New York enacted a comprehensive gun control law in 2022, the same year the Supreme Court issued the Bruen ruling that made it much more difficult for the states to regulate guns, holding that any current gun regulations must have a historical analogue that was in place when the Bill of Rights was enacted in 1791, or when the Fourteenth Amendment was enacted in 1868. The '"historical analogue" framework requires judges to become historians as they try to determine what the gun laws looked like two centuries ago before comparing them to modern statutes. The entire process is uncertain, and some cases both uphold and strike down today's gun laws. This case is one of them.
The case is Christian v. James, issued on May 18. We have two challenges here. First, the plaintiffs, which include gun rights organizations, argue that a New York law prohibiting you from bringing a gun onto private property unless the property owner posts a conspicuous sign stating that guns are allowed. We call this the Private Property Provision.
The plaintiffs argue that the Private Property Provision violates the Second Amendment as it applies to private property that is open to the public, like a gas station or grocery store. To win the case, the state has to show that a historical tradition supports this statute. But while the state presents a series of old laws from around the country that appear to prohibit weapons on private property without permission, the Court of Appeals holds these old laws are not sufficiently comparable to the New York law because the old laws were enacted for a different reason than the reasons motivating the modern New York law, that is, the old laws were in place to prohibit unauthorized hunting or drew from racial stereotypes. But barring unauthorized hunting and racial stereotyping is not what motivated New York to enact the gun control law in 2022. Rather, New York enacted the gun control law in 2022 to prevent school shootings and other gun disasters. A worthy goal, but there does not appear to be a historical analogue for such laws. This provision New York's gun law is therefore unconstitutional, as it does not overcome a principle goal of the Second Amendment: the right to self defense.

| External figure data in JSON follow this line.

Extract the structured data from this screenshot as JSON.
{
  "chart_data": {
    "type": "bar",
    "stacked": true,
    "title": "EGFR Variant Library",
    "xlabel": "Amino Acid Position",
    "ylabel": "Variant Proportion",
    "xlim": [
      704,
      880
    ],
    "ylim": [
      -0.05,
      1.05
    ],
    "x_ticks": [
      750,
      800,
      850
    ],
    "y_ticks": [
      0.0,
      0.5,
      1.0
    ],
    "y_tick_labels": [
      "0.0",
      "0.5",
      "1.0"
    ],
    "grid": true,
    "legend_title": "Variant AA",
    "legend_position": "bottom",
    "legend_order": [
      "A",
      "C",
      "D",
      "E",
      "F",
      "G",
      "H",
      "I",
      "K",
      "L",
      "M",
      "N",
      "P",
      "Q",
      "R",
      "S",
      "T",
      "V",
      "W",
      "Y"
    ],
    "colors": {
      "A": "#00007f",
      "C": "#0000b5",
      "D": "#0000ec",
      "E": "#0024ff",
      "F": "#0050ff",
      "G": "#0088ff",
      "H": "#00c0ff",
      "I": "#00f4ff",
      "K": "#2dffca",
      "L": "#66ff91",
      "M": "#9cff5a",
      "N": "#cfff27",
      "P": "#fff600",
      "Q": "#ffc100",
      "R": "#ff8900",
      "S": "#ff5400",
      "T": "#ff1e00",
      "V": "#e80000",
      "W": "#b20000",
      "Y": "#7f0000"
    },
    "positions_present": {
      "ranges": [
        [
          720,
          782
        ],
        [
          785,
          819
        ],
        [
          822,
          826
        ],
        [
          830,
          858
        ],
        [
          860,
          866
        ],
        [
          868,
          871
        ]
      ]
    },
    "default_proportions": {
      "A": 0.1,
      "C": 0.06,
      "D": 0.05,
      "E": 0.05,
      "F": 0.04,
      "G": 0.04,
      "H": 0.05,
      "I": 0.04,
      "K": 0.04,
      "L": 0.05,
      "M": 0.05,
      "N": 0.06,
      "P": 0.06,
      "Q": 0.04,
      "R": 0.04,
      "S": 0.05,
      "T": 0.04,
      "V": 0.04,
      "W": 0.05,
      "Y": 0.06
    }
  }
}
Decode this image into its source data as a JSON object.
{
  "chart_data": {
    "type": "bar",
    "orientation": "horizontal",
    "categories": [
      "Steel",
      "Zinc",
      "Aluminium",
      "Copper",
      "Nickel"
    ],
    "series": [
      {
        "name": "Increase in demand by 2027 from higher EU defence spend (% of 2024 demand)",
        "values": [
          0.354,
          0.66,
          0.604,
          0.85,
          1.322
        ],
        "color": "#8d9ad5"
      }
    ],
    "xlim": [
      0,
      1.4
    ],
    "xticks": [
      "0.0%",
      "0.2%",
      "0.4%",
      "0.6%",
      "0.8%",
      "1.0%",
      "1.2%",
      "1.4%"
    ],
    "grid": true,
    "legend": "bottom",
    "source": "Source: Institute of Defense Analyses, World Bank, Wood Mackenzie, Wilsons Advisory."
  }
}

The other provision under challenge relates to public parks, a "sensitive location" under the gun control law where guns are disallowed. The state defends this provision by identifying more than 100 historical laws that are relevantly similar. The research in support of this argument, by the way, is impressive: the state finds laws from small to mid-size U.S. cities from the late 1800's and early 1900's. Where are they finding these old statutes? The research was time well-spent, as the Second Circuit (Bianco and Lee, over Judge Menashi's dissent) finds these old laws proves a tradition of regulating firearms in crowded public forums.